Work this morning finds me on a slow burn. However this time its productive. I have my wits about me and am channeling it rather than popping a gasket and getting nowhere.

The drama continues, but I'm armed with more info and a desire to speak up to those who need to hear what I have to say. Learned this morning that the plan is to bring another person in above me as a manager and probalby at a higher pay scale. She would coordinate and assist in some of the projects I am working on. I would be delegating work to her on several of these projects because I am the one who is doing the actual work. Wouldnt that make me the supervisor? And having her in at a pay scale higher than me would be, um, wrong??? Oh, I am going to enjoy this.

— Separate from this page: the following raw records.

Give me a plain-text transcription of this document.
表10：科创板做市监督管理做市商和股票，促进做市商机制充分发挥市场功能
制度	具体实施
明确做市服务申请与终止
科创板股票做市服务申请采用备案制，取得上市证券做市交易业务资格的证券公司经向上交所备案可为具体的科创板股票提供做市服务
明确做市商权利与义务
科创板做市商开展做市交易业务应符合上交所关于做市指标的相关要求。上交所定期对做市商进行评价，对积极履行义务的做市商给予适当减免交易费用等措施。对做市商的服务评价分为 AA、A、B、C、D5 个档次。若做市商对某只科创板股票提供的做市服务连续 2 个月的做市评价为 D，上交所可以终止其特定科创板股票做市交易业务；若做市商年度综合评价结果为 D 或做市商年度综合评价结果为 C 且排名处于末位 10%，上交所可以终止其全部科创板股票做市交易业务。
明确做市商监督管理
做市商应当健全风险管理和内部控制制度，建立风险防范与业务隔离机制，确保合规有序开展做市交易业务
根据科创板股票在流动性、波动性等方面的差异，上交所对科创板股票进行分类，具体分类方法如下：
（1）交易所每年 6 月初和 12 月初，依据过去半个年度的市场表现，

BUT THIS IS THE BEST PART!!!!!
A large part of what motivates me to speak so freely to those in income brackets higher than mine is that I went over our finances on Sunday?? night. I found that while I do need to contiue working for several years, we are doing much, much better than I was aware of. Smile Smile Smile I no longer feel quite like I have to cower and beg for my job on a daily basis. Oh how refreshing!!! (this site is creating a monster lol) I think I've already started walking with a swagger.Wink Power to the peasants.

I have to add that in spite of all of this, I feel quite calm. I'm not just flapping in the breeze anymore. I have options and will exercise them. If this woman is hired anyway, I still have options. Will exercise those too. But in the end, I will keep my job and I will continue to do well in it and will continue to report to the guy at the top or someone quite close. What a refreshing change!! Finally, I feel like I'm doing things on my terms.....I'm going to be on clouds for the rest of the day.

I'm so glad to have found this site and am again grateful for everyone who contributes. Thanks so much to all of you!!!